Hay además una segunda idea en esta película que ya aparece apuntada en la novela de Conan Doyle: los exploradores vuelven del mundo perdido con un animal prehistórico que acaba suelto en la civilización. En la novela no es más que una anécdota que sirve de epílogo casi humorístico: un pterodáctilo se pierde volando en la niebla londinense, una imagen recuperada en el mejor momento de Parque Jurásico III (Joe Johnston, 2001). Pero esta idea se desarrolla mucho más en la mencionada King Kong, en la que la bestia encuentra su final en Nueva York. En esta secuela, el Tiranosaurus Rex campa a sus anchas por las calles de San Diego, lo que permite un guiño a Godzilla (Ishiro Honda, 1954) cuando un grupo de turistas japoneses huyen despavoridos. Hay una escena, además, en la que el depredador prehistórico se pasea por una urbanización y se infiltra en un chalé, que luego tendrá eco en otra producción de Spielberg, Transformers (Michael Bay, 2007). La idea de trasladar a un monstruo a un parque tampoco es nueva. Ya lo hacían con la famosa criatura de la Laguna Negra en su secuela, La venganza de la criatura (Jack Arnold, 1955) y con el escualo del propio Spielberg en Tiburón 3 (Joe Alves, 1983). Curiosamente, ambas fueron exhibidas en 3D. Por último, la captura de la cría del dinosaurio en este El Mundo Perdido, tiene un precedente claro en Gorgo (Eugène Lourié, 1961).

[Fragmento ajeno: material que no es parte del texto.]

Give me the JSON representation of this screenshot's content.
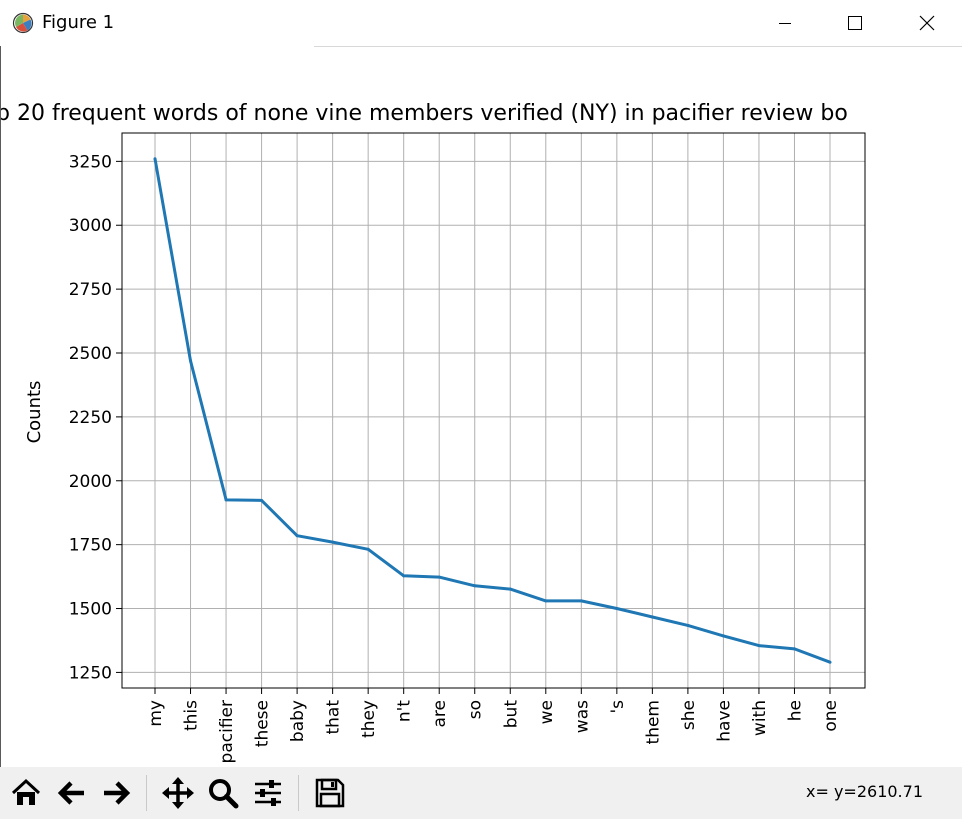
{
  "window": {
    "title": "Figure 1",
    "icons": [
      "app-icon",
      "minimize-icon",
      "maximize-icon",
      "close-icon"
    ]
  },
  "toolbar": {
    "buttons": [
      "home-icon",
      "back-icon",
      "forward-icon",
      "pan-icon",
      "zoom-icon",
      "configure-icon",
      "save-icon"
    ],
    "coords": "x= y=2610.71"
  },
  "colors": {
    "line": "#1f77b4",
    "grid": "#b0b0b0",
    "toolbar_bg": "#f0f0f0"
  },
  "chart_data": {
    "type": "line",
    "title": "p 20 frequent words of none vine members verified (NY) in pacifier review bo",
    "xlabel": "",
    "ylabel": "Counts",
    "categories": [
      "my",
      "this",
      "pacifier",
      "these",
      "baby",
      "that",
      "they",
      "n't",
      "are",
      "so",
      "but",
      "we",
      "was",
      "'s",
      "them",
      "she",
      "have",
      "with",
      "he",
      "one"
    ],
    "values": [
      3260,
      2470,
      1925,
      1923,
      1785,
      1760,
      1732,
      1628,
      1623,
      1589,
      1576,
      1530,
      1530,
      1500,
      1467,
      1434,
      1393,
      1355,
      1342,
      1290
    ],
    "yticks": [
      1250,
      1500,
      1750,
      2000,
      2250,
      2500,
      2750,
      3000,
      3250
    ],
    "ylim": [
      1189,
      3361
    ],
    "grid": true,
    "legend": "none"
  }
}
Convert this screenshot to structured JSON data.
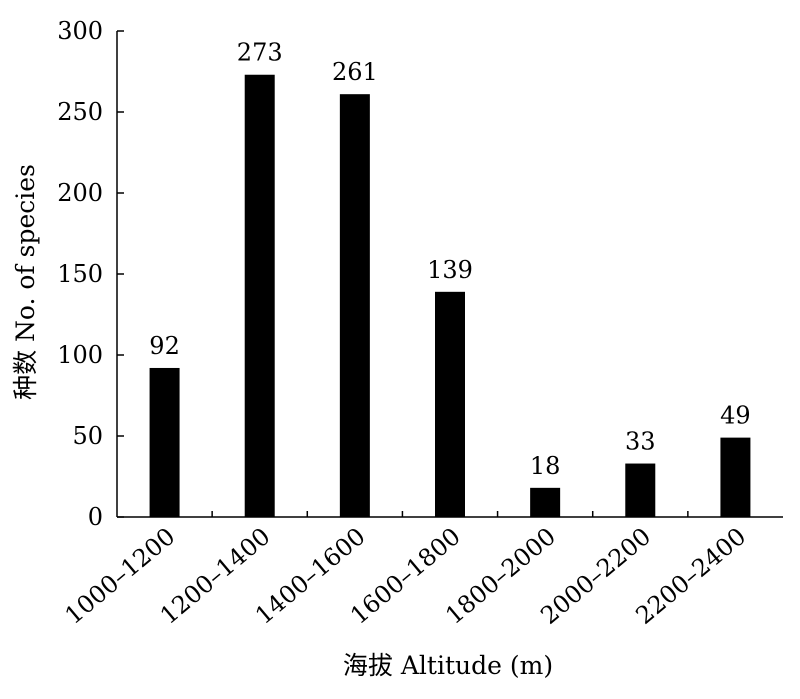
{
  "chart_data": {
    "type": "bar",
    "title": "",
    "xlabel": "海拔 Altitude (m)",
    "ylabel": "种数 No. of species",
    "categories": [
      "1000–1200",
      "1200–1400",
      "1400–1600",
      "1600–1800",
      "1800–2000",
      "2000–2200",
      "2200–2400"
    ],
    "values": [
      92,
      273,
      261,
      139,
      18,
      33,
      49
    ],
    "data_labels": [
      "92",
      "273",
      "261",
      "139",
      "18",
      "33",
      "49"
    ],
    "ylim": [
      0,
      300
    ],
    "yticks": [
      0,
      50,
      100,
      150,
      200,
      250,
      300
    ],
    "grid": false,
    "legend": "none",
    "bar_color": "#000000"
  }
}
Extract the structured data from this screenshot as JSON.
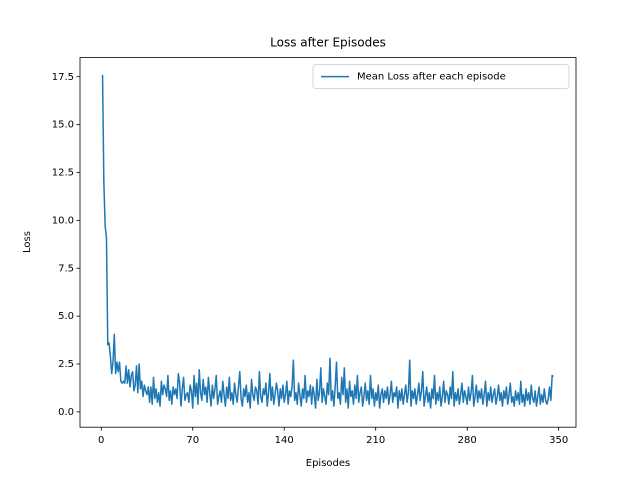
{
  "chart_data": {
    "type": "line",
    "title": "Loss after Episodes",
    "x_label": "Episodes",
    "y_label": "Loss",
    "legend": "upper right",
    "x": [
      1,
      2,
      3,
      4,
      5,
      6,
      7,
      8,
      9,
      10,
      11,
      12,
      13,
      14,
      15,
      16,
      17,
      18,
      19,
      20,
      21,
      22,
      23,
      24,
      25,
      26,
      27,
      28,
      29,
      30,
      31,
      32,
      33,
      34,
      35,
      36,
      37,
      38,
      39,
      40,
      41,
      42,
      43,
      44,
      45,
      46,
      47,
      48,
      49,
      50,
      51,
      52,
      53,
      54,
      55,
      56,
      57,
      58,
      59,
      60,
      61,
      62,
      63,
      64,
      65,
      66,
      67,
      68,
      69,
      70,
      71,
      72,
      73,
      74,
      75,
      76,
      77,
      78,
      79,
      80,
      81,
      82,
      83,
      84,
      85,
      86,
      87,
      88,
      89,
      90,
      91,
      92,
      93,
      94,
      95,
      96,
      97,
      98,
      99,
      100,
      101,
      102,
      103,
      104,
      105,
      106,
      107,
      108,
      109,
      110,
      111,
      112,
      113,
      114,
      115,
      116,
      117,
      118,
      119,
      120,
      121,
      122,
      123,
      124,
      125,
      126,
      127,
      128,
      129,
      130,
      131,
      132,
      133,
      134,
      135,
      136,
      137,
      138,
      139,
      140,
      141,
      142,
      143,
      144,
      145,
      146,
      147,
      148,
      149,
      150,
      151,
      152,
      153,
      154,
      155,
      156,
      157,
      158,
      159,
      160,
      161,
      162,
      163,
      164,
      165,
      166,
      167,
      168,
      169,
      170,
      171,
      172,
      173,
      174,
      175,
      176,
      177,
      178,
      179,
      180,
      181,
      182,
      183,
      184,
      185,
      186,
      187,
      188,
      189,
      190,
      191,
      192,
      193,
      194,
      195,
      196,
      197,
      198,
      199,
      200,
      201,
      202,
      203,
      204,
      205,
      206,
      207,
      208,
      209,
      210,
      211,
      212,
      213,
      214,
      215,
      216,
      217,
      218,
      219,
      220,
      221,
      222,
      223,
      224,
      225,
      226,
      227,
      228,
      229,
      230,
      231,
      232,
      233,
      234,
      235,
      236,
      237,
      238,
      239,
      240,
      241,
      242,
      243,
      244,
      245,
      246,
      247,
      248,
      249,
      250,
      251,
      252,
      253,
      254,
      255,
      256,
      257,
      258,
      259,
      260,
      261,
      262,
      263,
      264,
      265,
      266,
      267,
      268,
      269,
      270,
      271,
      272,
      273,
      274,
      275,
      276,
      277,
      278,
      279,
      280,
      281,
      282,
      283,
      284,
      285,
      286,
      287,
      288,
      289,
      290,
      291,
      292,
      293,
      294,
      295,
      296,
      297,
      298,
      299,
      300,
      301,
      302,
      303,
      304,
      305,
      306,
      307,
      308,
      309,
      310,
      311,
      312,
      313,
      314,
      315,
      316,
      317,
      318,
      319,
      320,
      321,
      322,
      323,
      324,
      325,
      326,
      327,
      328,
      329,
      330,
      331,
      332,
      333,
      334,
      335,
      336,
      337,
      338,
      339,
      340,
      341,
      342,
      343,
      344,
      345,
      346
    ],
    "series": [
      {
        "name": "Mean Loss after each episode",
        "color": "#1f77b4",
        "values": [
          17.6,
          12.0,
          9.7,
          9.1,
          3.5,
          3.6,
          2.9,
          2.0,
          2.6,
          4.05,
          2.0,
          2.6,
          2.1,
          2.6,
          1.6,
          1.5,
          1.6,
          1.5,
          2.4,
          1.5,
          2.2,
          1.3,
          1.9,
          2.1,
          1.1,
          1.4,
          2.4,
          1.0,
          2.5,
          1.2,
          1.6,
          0.8,
          1.4,
          1.1,
          0.9,
          1.3,
          0.5,
          1.3,
          0.4,
          1.8,
          0.7,
          1.2,
          0.5,
          1.0,
          0.3,
          1.6,
          0.9,
          1.4,
          1.2,
          0.8,
          1.9,
          0.6,
          1.1,
          0.4,
          1.3,
          0.9,
          1.2,
          0.7,
          2.0,
          1.5,
          0.3,
          1.2,
          1.8,
          0.6,
          0.9,
          1.0,
          0.5,
          1.4,
          1.1,
          0.2,
          1.9,
          0.8,
          1.5,
          0.4,
          2.2,
          1.0,
          0.6,
          1.7,
          0.9,
          1.3,
          0.5,
          1.8,
          1.0,
          0.3,
          1.4,
          0.7,
          1.2,
          1.9,
          0.4,
          0.8,
          1.1,
          0.5,
          1.6,
          0.9,
          0.3,
          1.3,
          0.7,
          1.8,
          0.6,
          1.0,
          0.4,
          1.5,
          0.9,
          0.5,
          1.3,
          2.1,
          0.7,
          0.3,
          1.2,
          0.8,
          1.4,
          0.5,
          1.0,
          0.2,
          1.7,
          0.9,
          0.6,
          1.3,
          1.1,
          0.4,
          2.1,
          0.8,
          0.5,
          1.2,
          0.9,
          1.5,
          0.3,
          1.0,
          2.0,
          0.6,
          1.3,
          0.4,
          0.9,
          1.5,
          1.1,
          0.3,
          1.2,
          0.7,
          1.4,
          0.5,
          0.9,
          1.6,
          0.4,
          1.1,
          0.8,
          1.3,
          2.7,
          0.6,
          1.0,
          0.4,
          1.5,
          0.9,
          0.3,
          1.2,
          0.7,
          1.9,
          0.5,
          1.1,
          0.8,
          1.4,
          0.4,
          1.3,
          0.9,
          0.2,
          1.7,
          0.6,
          1.0,
          2.3,
          0.5,
          1.2,
          0.8,
          0.4,
          1.5,
          0.9,
          2.8,
          0.6,
          1.1,
          0.3,
          1.3,
          2.6,
          0.7,
          1.0,
          0.4,
          1.8,
          0.9,
          2.3,
          0.5,
          1.2,
          0.2,
          1.6,
          0.8,
          1.1,
          0.4,
          1.4,
          0.7,
          1.9,
          0.5,
          1.0,
          1.3,
          0.3,
          0.8,
          1.5,
          0.6,
          1.1,
          0.4,
          1.9,
          0.7,
          1.2,
          0.3,
          1.0,
          0.6,
          1.4,
          0.2,
          0.9,
          1.2,
          0.5,
          1.1,
          0.7,
          1.3,
          0.4,
          0.9,
          1.6,
          0.5,
          1.0,
          0.8,
          1.3,
          0.2,
          1.1,
          0.6,
          1.2,
          0.4,
          0.9,
          1.4,
          0.5,
          1.0,
          2.7,
          0.3,
          1.1,
          0.7,
          1.2,
          0.4,
          0.9,
          1.5,
          0.6,
          1.1,
          2.1,
          0.3,
          0.8,
          1.3,
          0.5,
          1.0,
          0.2,
          1.2,
          0.7,
          1.9,
          0.4,
          1.0,
          0.6,
          1.3,
          0.3,
          0.8,
          1.6,
          0.5,
          1.1,
          0.9,
          0.4,
          1.3,
          0.7,
          2.1,
          0.3,
          1.0,
          0.6,
          1.2,
          0.4,
          0.9,
          1.5,
          0.5,
          1.1,
          0.8,
          0.4,
          1.3,
          0.6,
          1.0,
          1.9,
          0.3,
          0.8,
          1.4,
          0.5,
          1.1,
          0.7,
          1.2,
          0.4,
          0.9,
          1.6,
          0.3,
          1.0,
          0.6,
          1.3,
          0.5,
          0.9,
          1.2,
          0.4,
          0.8,
          1.4,
          0.6,
          1.0,
          0.3,
          1.1,
          0.7,
          1.3,
          0.4,
          0.9,
          1.5,
          0.5,
          0.8,
          0.3,
          1.1,
          0.6,
          1.0,
          0.4,
          1.6,
          0.5,
          0.9,
          0.3,
          1.2,
          0.6,
          1.0,
          0.4,
          1.4,
          0.7,
          0.5,
          1.1,
          0.3,
          0.8,
          1.3,
          0.4,
          0.9,
          0.5,
          1.2,
          0.6,
          0.4,
          0.7,
          1.3,
          0.6,
          1.9,
          1.85
        ]
      }
    ],
    "xlim": [
      -16.25,
      363.25
    ],
    "xticks": [
      0,
      70,
      140,
      210,
      280,
      350
    ],
    "ylim": [
      -0.8,
      18.5
    ],
    "yticks": [
      {
        "value": 0,
        "label": "0.0"
      },
      {
        "value": 2.5,
        "label": "2.5"
      },
      {
        "value": 5,
        "label": "5.0"
      },
      {
        "value": 7.5,
        "label": "7.5"
      },
      {
        "value": 10,
        "label": "10.0"
      },
      {
        "value": 12.5,
        "label": "12.5"
      },
      {
        "value": 15,
        "label": "15.0"
      },
      {
        "value": 17.5,
        "label": "17.5"
      }
    ]
  }
}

En El Mundo Perdido estamos de nuevo ante una película estructurada en set pieces con el espíritu de un parque de atracciones: la mejor es la del remolque que cae por un barranco; o cuando los protagonistas se refugian en un complejo abandonado y son atacados por los velocirraptores; la ya mencionada secuencia del Tiranosaurus Rex en la ciudad. Esta película no deja un solo respiro, tras un inicio algo lento. Por último, esta secuela continúa -y confirma- las reglas de Parque Jurásico. Hay una niña, Kelly (Vanessa Lee Chester) que junto a la pareja de Malcolm y Sarah (Julianne Moore) acaban formando una unidad familiar al final de la historia. Y a pesar de la gran cantidad de cazadores, ningún dinosaurio muere a manos del hombre -utilizan dardos tranquilizantes- lo que obliga a inventarse un final en el que el Tiranosaurus Rex es capturado sin sufrir daño alguno. Todo lo contrario, es el animal el que se come al capitalista, el verdadero monstruo.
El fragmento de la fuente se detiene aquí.